When it breaks: Cross-encoder latency. Production rerankers process 50 to 200 candidates per query through a full transformer forward each; under load, that becomes the latency floor of the whole pipeline. There is no clever indexing trick that escapes the O(N) cost — only smaller pools, smaller models, or batching that trades quality for throughput.

A Geometry Beyond Pointwise Scoring

Most production cross-encoders are pointwise — they score each query-document pair independently. Listwise rerankers like Jina v3 take the full candidate set as a single input and let the model decide ordering with all candidates visible at once. The intuition is that “best document for this query” is partly a comparative judgment, not a per-document property.

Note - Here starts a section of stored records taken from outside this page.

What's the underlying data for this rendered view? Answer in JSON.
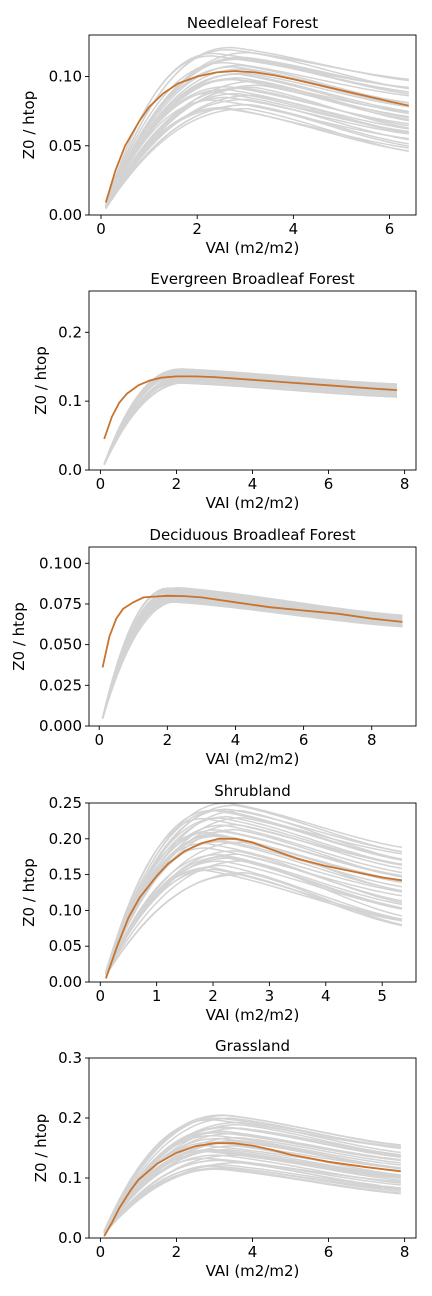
{
  "chart_data": [
    {
      "type": "line",
      "title": "Needleleaf Forest",
      "xlabel": "VAI (m2/m2)",
      "ylabel": "Z0 / htop",
      "xlim": [
        -0.25,
        6.55
      ],
      "ylim": [
        0.0,
        0.13
      ],
      "xticks": [
        0,
        2,
        4,
        6
      ],
      "yticks": [
        0.0,
        0.05,
        0.1
      ],
      "ytick_labels": [
        "0.00",
        "0.05",
        "0.10"
      ],
      "grid": false,
      "legend": "none",
      "colors": {
        "mean": "#c8732e",
        "ensemble": "#d3d3d3"
      },
      "ensemble": {
        "count": 36,
        "peak_min": 0.076,
        "peak_max": 0.121,
        "x_peak_min": 2.3,
        "x_peak_max": 3.3,
        "end_min": 0.046,
        "end_max": 0.098
      },
      "series": [
        {
          "x": [
            0.1,
            0.3,
            0.5,
            0.8,
            1.0,
            1.3,
            1.6,
            2.0,
            2.4,
            2.8,
            3.2,
            3.6,
            4.0,
            4.5,
            5.0,
            5.5,
            6.0,
            6.4
          ],
          "values": [
            0.009,
            0.032,
            0.05,
            0.068,
            0.078,
            0.088,
            0.095,
            0.1,
            0.103,
            0.104,
            0.103,
            0.101,
            0.098,
            0.094,
            0.09,
            0.086,
            0.082,
            0.079
          ]
        }
      ]
    },
    {
      "type": "line",
      "title": "Evergreen Broadleaf Forest",
      "xlabel": "VAI (m2/m2)",
      "ylabel": "Z0 / htop",
      "xlim": [
        -0.3,
        8.3
      ],
      "ylim": [
        0.0,
        0.26
      ],
      "xticks": [
        0,
        2,
        4,
        6,
        8
      ],
      "yticks": [
        0.0,
        0.1,
        0.2
      ],
      "ytick_labels": [
        "0.0",
        "0.1",
        "0.2"
      ],
      "grid": false,
      "legend": "none",
      "colors": {
        "mean": "#c8732e",
        "ensemble": "#d3d3d3"
      },
      "ensemble": {
        "count": 30,
        "peak_min": 0.126,
        "peak_max": 0.147,
        "x_peak_min": 2.0,
        "x_peak_max": 2.4,
        "end_min": 0.106,
        "end_max": 0.125
      },
      "series": [
        {
          "x": [
            0.1,
            0.3,
            0.5,
            0.7,
            1.0,
            1.3,
            1.6,
            2.0,
            2.5,
            3.0,
            4.0,
            5.0,
            6.0,
            7.0,
            7.8
          ],
          "values": [
            0.045,
            0.077,
            0.098,
            0.111,
            0.123,
            0.13,
            0.134,
            0.136,
            0.136,
            0.135,
            0.131,
            0.127,
            0.123,
            0.119,
            0.116
          ]
        }
      ]
    },
    {
      "type": "line",
      "title": "Deciduous Broadleaf Forest",
      "xlabel": "VAI (m2/m2)",
      "ylabel": "Z0 / htop",
      "xlim": [
        -0.3,
        9.3
      ],
      "ylim": [
        0.0,
        0.11
      ],
      "xticks": [
        0,
        2,
        4,
        6,
        8
      ],
      "yticks": [
        0.0,
        0.025,
        0.05,
        0.075,
        0.1
      ],
      "ytick_labels": [
        "0.000",
        "0.025",
        "0.050",
        "0.075",
        "0.100"
      ],
      "grid": false,
      "legend": "none",
      "colors": {
        "mean": "#c8732e",
        "ensemble": "#d3d3d3"
      },
      "ensemble": {
        "count": 30,
        "peak_min": 0.076,
        "peak_max": 0.085,
        "x_peak_min": 2.0,
        "x_peak_max": 2.4,
        "end_min": 0.061,
        "end_max": 0.068
      },
      "series": [
        {
          "x": [
            0.1,
            0.3,
            0.5,
            0.7,
            1.0,
            1.3,
            1.6,
            2.0,
            2.5,
            3.0,
            4.0,
            5.0,
            6.0,
            7.0,
            8.0,
            8.9
          ],
          "values": [
            0.036,
            0.055,
            0.066,
            0.072,
            0.076,
            0.079,
            0.0795,
            0.08,
            0.0798,
            0.079,
            0.076,
            0.073,
            0.071,
            0.069,
            0.066,
            0.064
          ]
        }
      ]
    },
    {
      "type": "line",
      "title": "Shrubland",
      "xlabel": "VAI (m2/m2)",
      "ylabel": "Z0 / htop",
      "xlim": [
        -0.2,
        5.6
      ],
      "ylim": [
        0.0,
        0.25
      ],
      "xticks": [
        0,
        1,
        2,
        3,
        4,
        5
      ],
      "yticks": [
        0.0,
        0.05,
        0.1,
        0.15,
        0.2,
        0.25
      ],
      "ytick_labels": [
        "0.00",
        "0.05",
        "0.10",
        "0.15",
        "0.20",
        "0.25"
      ],
      "grid": false,
      "legend": "none",
      "colors": {
        "mean": "#c8732e",
        "ensemble": "#d3d3d3"
      },
      "ensemble": {
        "count": 36,
        "peak_min": 0.15,
        "peak_max": 0.25,
        "x_peak_min": 1.8,
        "x_peak_max": 2.6,
        "end_min": 0.076,
        "end_max": 0.188
      },
      "series": [
        {
          "x": [
            0.1,
            0.3,
            0.5,
            0.7,
            1.0,
            1.2,
            1.5,
            1.8,
            2.1,
            2.4,
            2.7,
            3.0,
            3.5,
            4.0,
            4.5,
            5.0,
            5.35
          ],
          "values": [
            0.005,
            0.05,
            0.09,
            0.118,
            0.148,
            0.165,
            0.183,
            0.194,
            0.2,
            0.2,
            0.195,
            0.186,
            0.172,
            0.162,
            0.154,
            0.146,
            0.142
          ]
        }
      ]
    },
    {
      "type": "line",
      "title": "Grassland",
      "xlabel": "VAI (m2/m2)",
      "ylabel": "Z0 / htop",
      "xlim": [
        -0.3,
        8.3
      ],
      "ylim": [
        0.0,
        0.3
      ],
      "xticks": [
        0,
        2,
        4,
        6,
        8
      ],
      "yticks": [
        0.0,
        0.1,
        0.2,
        0.3
      ],
      "ytick_labels": [
        "0.0",
        "0.1",
        "0.2",
        "0.3"
      ],
      "grid": false,
      "legend": "none",
      "colors": {
        "mean": "#c8732e",
        "ensemble": "#d3d3d3"
      },
      "ensemble": {
        "count": 36,
        "peak_min": 0.112,
        "peak_max": 0.205,
        "x_peak_min": 2.7,
        "x_peak_max": 3.7,
        "end_min": 0.072,
        "end_max": 0.155
      },
      "series": [
        {
          "x": [
            0.1,
            0.3,
            0.5,
            0.8,
            1.0,
            1.5,
            2.0,
            2.5,
            3.0,
            3.5,
            4.0,
            4.5,
            5.0,
            6.0,
            7.0,
            7.9
          ],
          "values": [
            0.003,
            0.025,
            0.05,
            0.08,
            0.097,
            0.124,
            0.142,
            0.153,
            0.158,
            0.158,
            0.154,
            0.147,
            0.139,
            0.127,
            0.118,
            0.111
          ]
        }
      ]
    }
  ]
}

Listwise approaches are more expensive per call but can reduce inconsistencies that pointwise models exhibit when two near-tied documents need to be ordered. As Agentic RAG systems start querying retrieval as a tool inside multi-step reasoning loops, the cost of getting that ordering wrong compounds. The agent acts on the top result, and a misordering at step one cascades through every subsequent decision.

The Data Says

Reranking is not a quality knob you turn; it is the second axis of a system that decoupled recall from precision. Stage-one retrievers maximize the chance that the right document is somewhere in the top 50; cross-encoder rerankers do the joint reading that picks it out. The 5-to-20-point nDCG uplift reported across benchmarks is the visible effect; the structural reason is that a query and a document need to share attention layers, not a dot product.